Additionally, it is advantageous to add a simplified x and y title to the axes. This can be done using the following commands:
ggplot(cdat, aes(x = Reported.Behavior, y = Mean, fill = type)) + geom_bar(stat = "identity",
position = "dodge") + coord_flip() + xlab("Reported Behavior")
After the previous command, the x axis should now be titled “Reported Behavior”.
Similarly, we can label the y axis:
ggplot(cdat, aes(x = Reported.Behavior, y = Mean, fill = type)) + geom_bar(stat = "identity",
position = "dodge") + coord_flip() + xlab("Reported Behavior") + ylab("Mean Values")
We can also customize the colors utilizing a website that has color-schemes selected that are specifically effective in graphical representations. To view this website, go to the following link:
For the purpose of this tutorial, we have selected the color scheme titled the following: “Dark2”

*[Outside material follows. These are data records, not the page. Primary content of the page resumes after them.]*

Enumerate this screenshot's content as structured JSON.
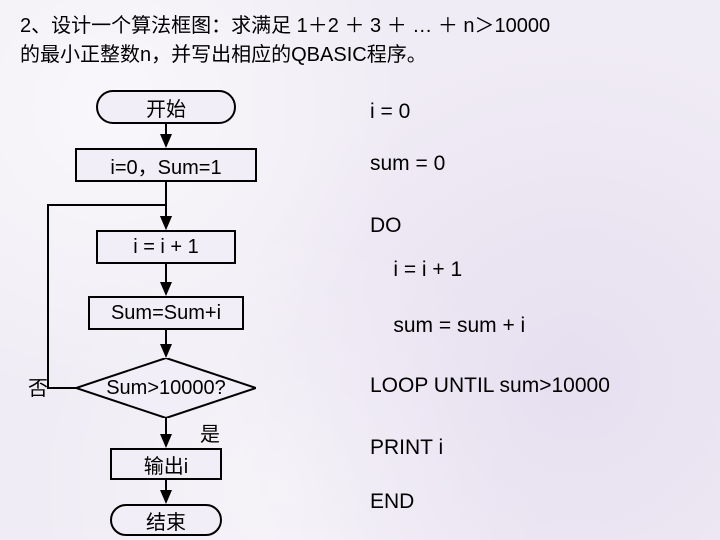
{
  "prompt": {
    "line1": "2、设计一个算法框图：求满足 1＋2 ＋ 3 ＋ … ＋ n＞10000",
    "line2": "的最小正整数n，并写出相应的QBASIC程序。"
  },
  "flow": {
    "start": "开始",
    "init": "i=0，Sum=1",
    "step": "i = i + 1",
    "accum": "Sum=Sum+i",
    "cond": "Sum>10000?",
    "no": "否",
    "yes": "是",
    "out": "输出i",
    "end": "结束"
  },
  "code": {
    "l1": "i = 0",
    "l2": "sum = 0",
    "l3": "DO",
    "l4": "    i = i + 1",
    "l5": "    sum = sum + i",
    "l6": "LOOP UNTIL sum>10000",
    "l7": "PRINT i",
    "l8": "END"
  }
}
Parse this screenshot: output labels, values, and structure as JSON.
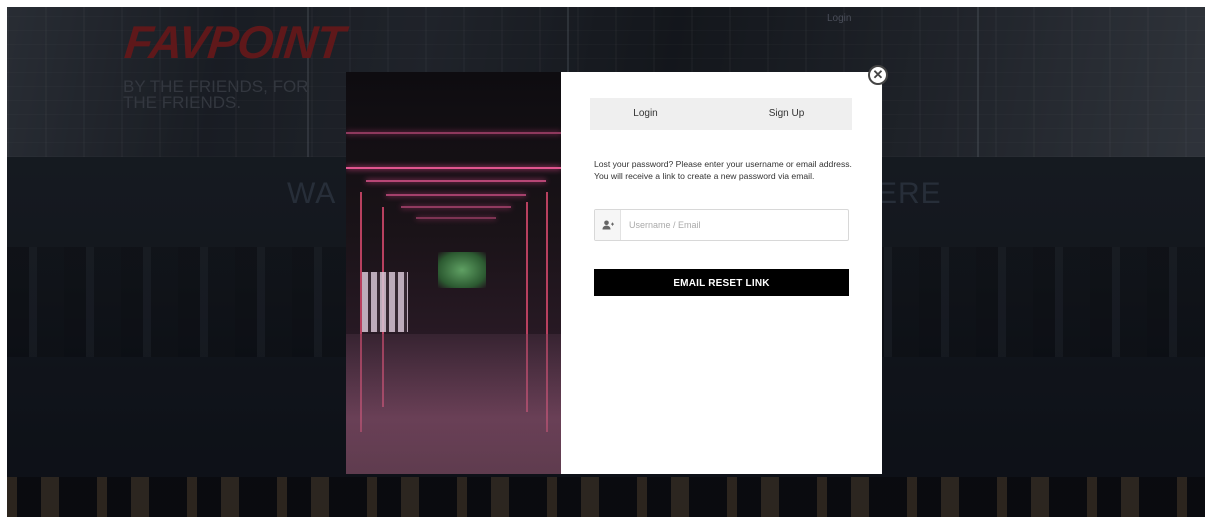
{
  "background_page": {
    "logo": "FAVPOINT",
    "tagline": "BY THE FRIENDS, FOR THE FRIENDS.",
    "top_nav_login": "Login",
    "hero_left": "WA",
    "hero_right": "ERE"
  },
  "modal": {
    "close_label": "✕",
    "tabs": [
      {
        "label": "Login"
      },
      {
        "label": "Sign Up"
      }
    ],
    "description": "Lost your password? Please enter your username or email address. You will receive a link to create a new password via email.",
    "username_field": {
      "value": "",
      "placeholder": "Username / Email",
      "icon": "user-add-icon"
    },
    "submit_label": "EMAIL RESET LINK"
  },
  "colors": {
    "brand_red": "#8e1f1f",
    "button_bg": "#000000",
    "tab_bg": "#efefef",
    "neon_pink": "#e0558f"
  }
}
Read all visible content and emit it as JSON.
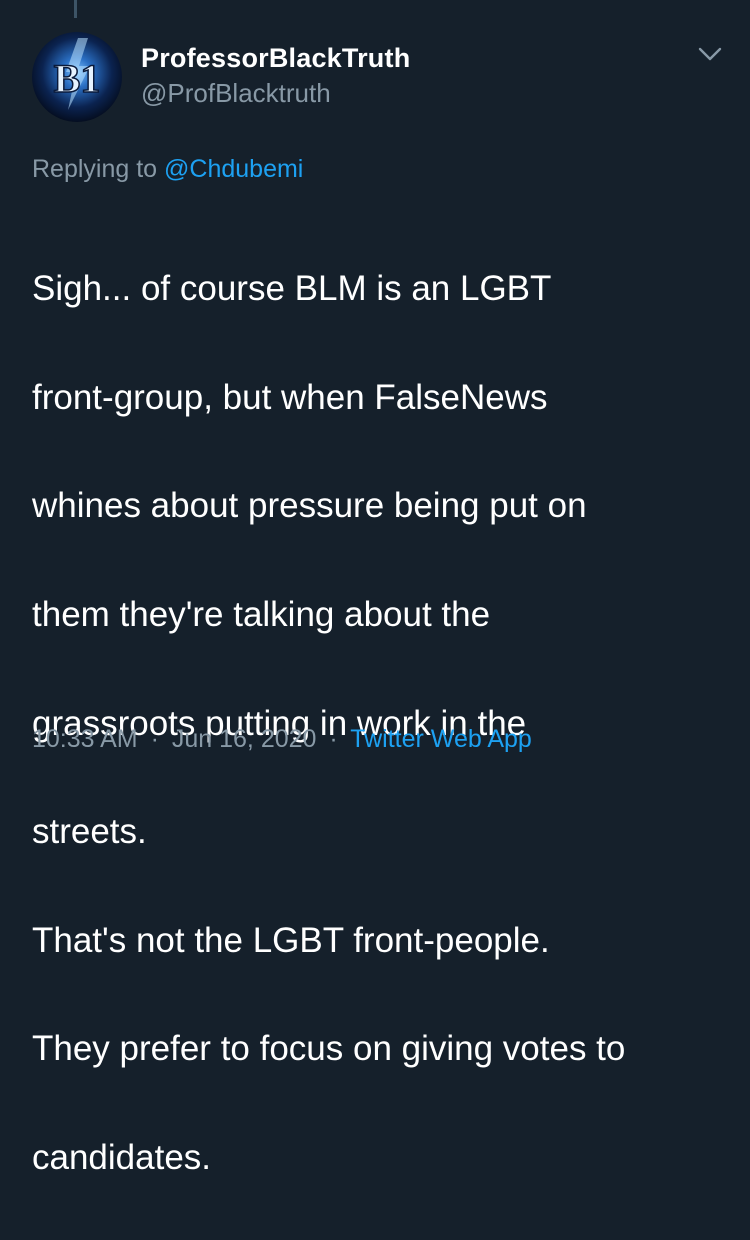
{
  "tweet": {
    "author": {
      "display_name": "ProfessorBlackTruth",
      "handle": "@ProfBlacktruth",
      "avatar_text": "B1",
      "avatar_icon": "blue-lightning-logo"
    },
    "more_icon": "chevron-down-icon",
    "reply": {
      "prefix": "Replying to",
      "mention": "@Chdubemi"
    },
    "text_lines": [
      "Sigh... of course BLM is an LGBT",
      "front-group, but when FalseNews",
      "whines about pressure being put on",
      "them they're talking about the",
      "grassroots putting in work in the",
      "streets.",
      "That's not the LGBT front-people.",
      "They prefer to focus on giving votes to",
      "candidates."
    ],
    "time": "10:33 AM",
    "date": "Jun 16, 2020",
    "separator": "·",
    "source": "Twitter Web App"
  },
  "colors": {
    "background": "#15202b",
    "primary_text": "#ffffff",
    "secondary_text": "#8899a6",
    "accent": "#1da1f2"
  }
}
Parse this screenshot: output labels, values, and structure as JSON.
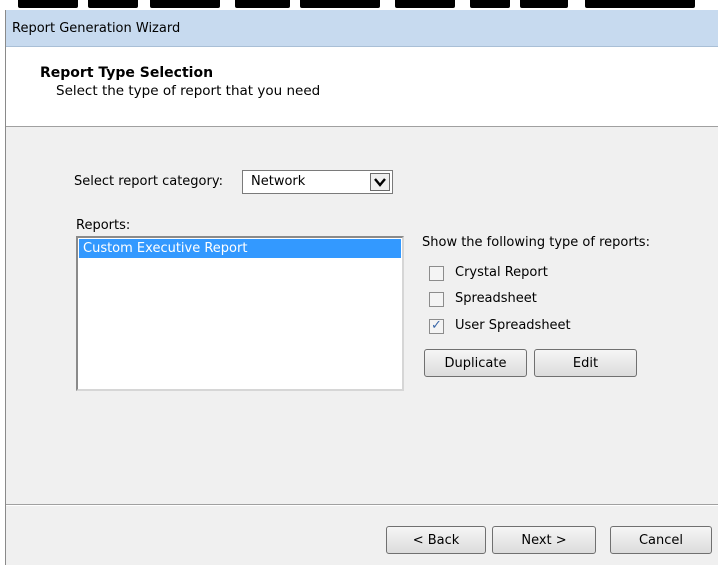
{
  "window": {
    "title": "Report Generation Wizard"
  },
  "header": {
    "title": "Report Type Selection",
    "subtitle": "Select the type of report that you need"
  },
  "category": {
    "label": "Select report category:",
    "selected": "Network"
  },
  "reports": {
    "label": "Reports:",
    "items": [
      {
        "label": "Custom Executive Report",
        "selected": true
      }
    ]
  },
  "filters": {
    "label": "Show the following type of reports:",
    "options": [
      {
        "label": "Crystal Report",
        "checked": false
      },
      {
        "label": "Spreadsheet",
        "checked": false
      },
      {
        "label": "User Spreadsheet",
        "checked": true
      }
    ]
  },
  "actions": {
    "duplicate": "Duplicate",
    "edit": "Edit"
  },
  "footer": {
    "back": "< Back",
    "next": "Next >",
    "cancel": "Cancel"
  }
}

ggplot(cdat, aes(x = Reported.Behavior, y = Mean, fill = type)) + geom_bar(stat = "identity",
position = "dodge") + coord_flip() + xlab("Reported Behavior") + ylab("Mean Values") +
scale_fill_brewer(palette = "Dark2")
Utilizing the ggtitle() allows us to add a title to the plot.
ggplot(cdat, aes(x = Reported.Behavior, y = Mean, fill = type)) + geom_bar(stat = "identity",
position = "dodge") + coord_flip() + scale_fill_brewer(palette = "Dark2") +
xlab("Reported Behavior") + ylab("Mean Value") + ggtitle("A Comparison of Behaviors by Sexuality")

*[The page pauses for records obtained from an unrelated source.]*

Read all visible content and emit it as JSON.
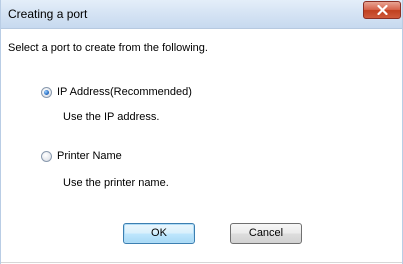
{
  "window": {
    "title": "Creating a port",
    "close_icon": "close-icon"
  },
  "dialog": {
    "prompt": "Select a port to create from the following.",
    "options": [
      {
        "label": "IP Address(Recommended)",
        "description": "Use the IP address.",
        "selected": true
      },
      {
        "label": "Printer Name",
        "description": "Use the printer name.",
        "selected": false
      }
    ],
    "ok_label": "OK",
    "cancel_label": "Cancel"
  }
}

To provide a title for the legend, utilize the following code:
ggplot(cdat, aes(x = Reported.Behavior, y = Mean, fill = type)) + geom_bar(stat = "identity",
position = "dodge") + coord_flip() + scale_fill_brewer(palette = "Dark2",
name = "Sexual Orientation") + xlab("Reported Behavior") + ylab("Mean Value") +
ggtitle("A Comparison of Behaviors by Sexuality")
What we have done with the code above is added “name = 'Sexual Orientation'” within the scale_fill_brewer function. This allows the user to identify a legend with any specific title.

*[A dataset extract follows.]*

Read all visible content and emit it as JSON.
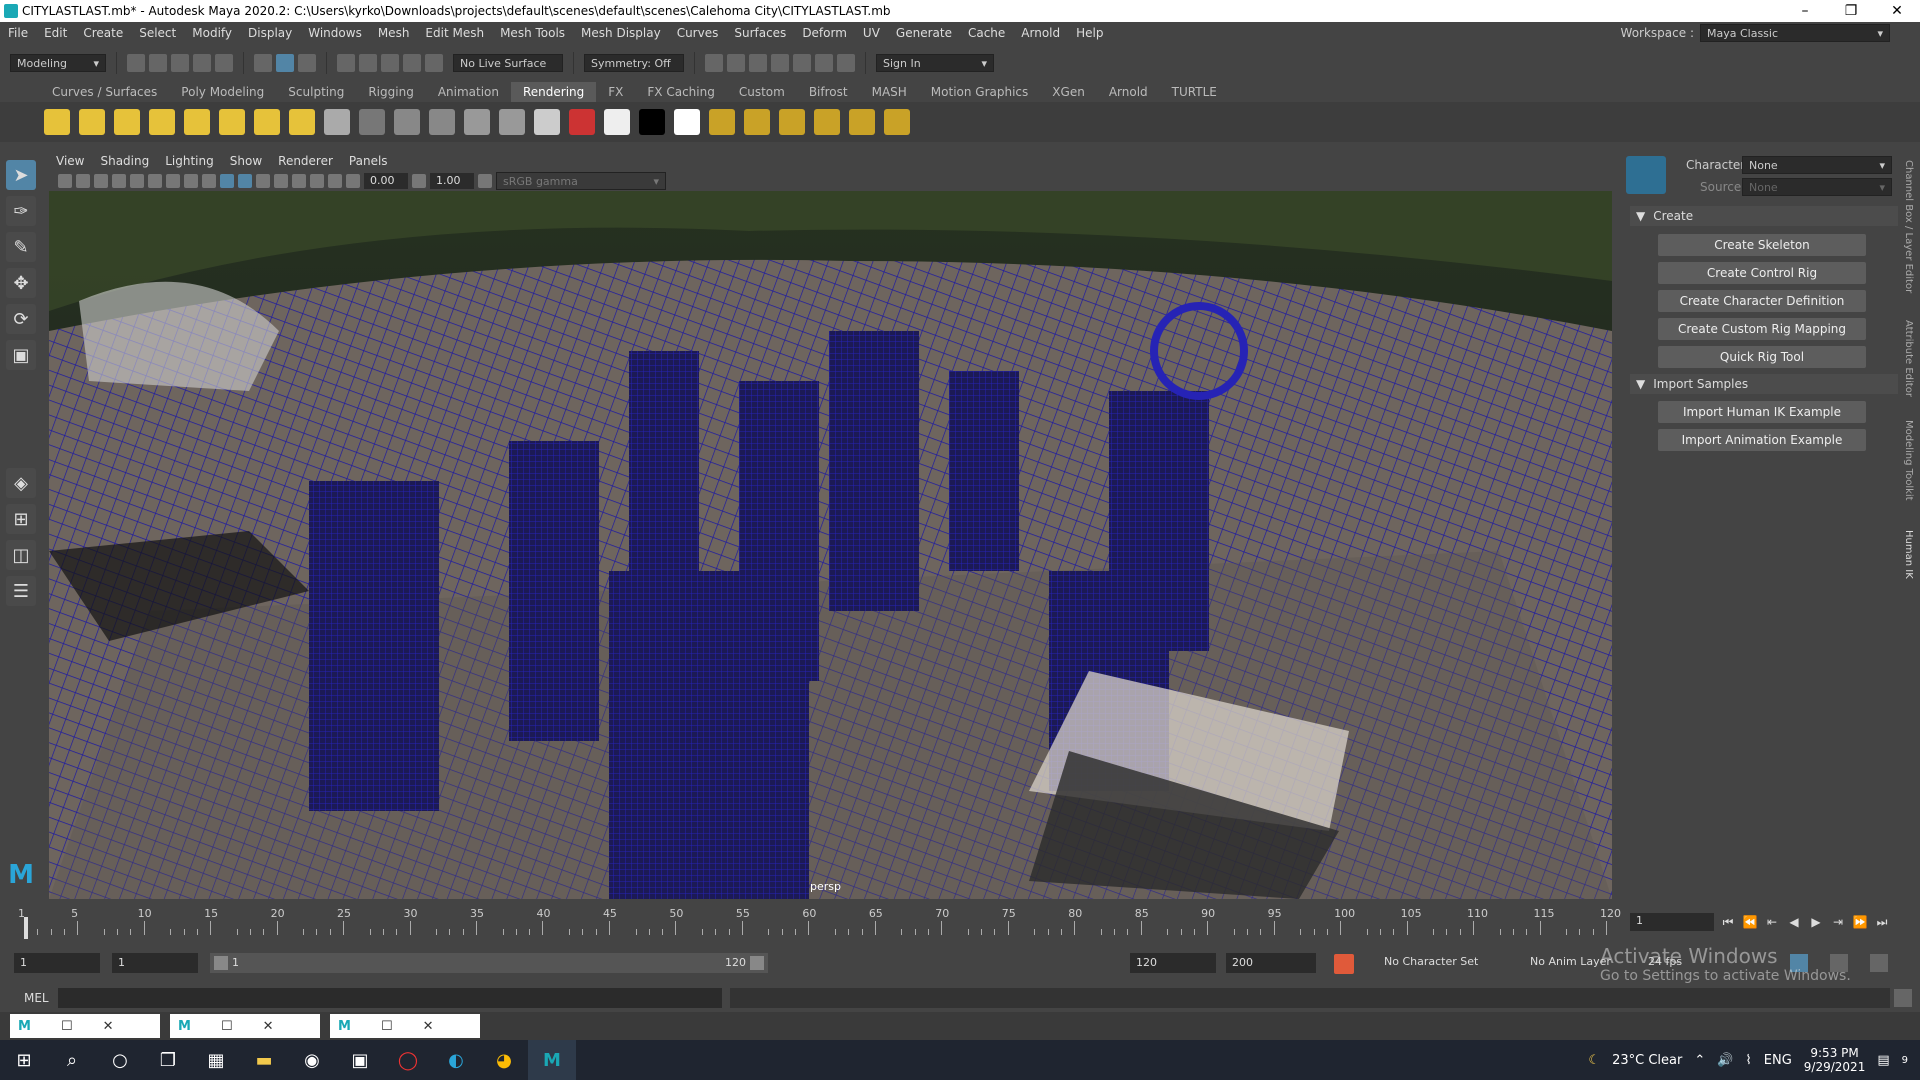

We can also choose to modify the appearance of the legend title, or the labels with the following command:
ggplot(cdat, aes(x = Reported.Behavior, y = Mean, fill = type)) + geom_bar(stat = "identity",
position = "dodge") + coord_flip() + scale_fill_brewer(palette = "Dark2",
name = "Sexual Orientation") + xlab("Reported Behavior") + ylab("Mean Value") +
ggtitle("A Comparison of Behaviors by Sexuality") + theme(legend.title = element_text(colour = "black",
size = 12, face = "bold"))
The above code as indicated that we want the legend title to be bold faced and size 12 font. This can be adjusted accordingly. Similarly, color of the legend title can also be adjusted.
To add a box around the legend, add the following command to the previous command:
ggplot(cdat, aes(x = Reported.Behavior, y = Mean, fill = type)) + geom_bar(stat = "identity",
position = "dodge") + coord_flip() + scale_fill_brewer(palette = "Dark2",
name = "Sexual Orientation") + xlab("Reported Behavior") + ylab("Mean Value") +
ggtitle("A Comparison of Behaviors by Sexuality") + theme(legend.title = element_text(colour = "black",
size = 12, face = "bold")) + theme(legend.background = element_rect(fill = "gray90",
size = 0.5, linetype = "dotted"))
The command above has placed a box around the legend and shaded the box gray. These are only a few examples of the ways in which ggplot2 allows for customization of plots!
You have now transformed a table of results into a graphical representation aiding in comparison of Heterosexual, Questioning, and Homosexual behaviors.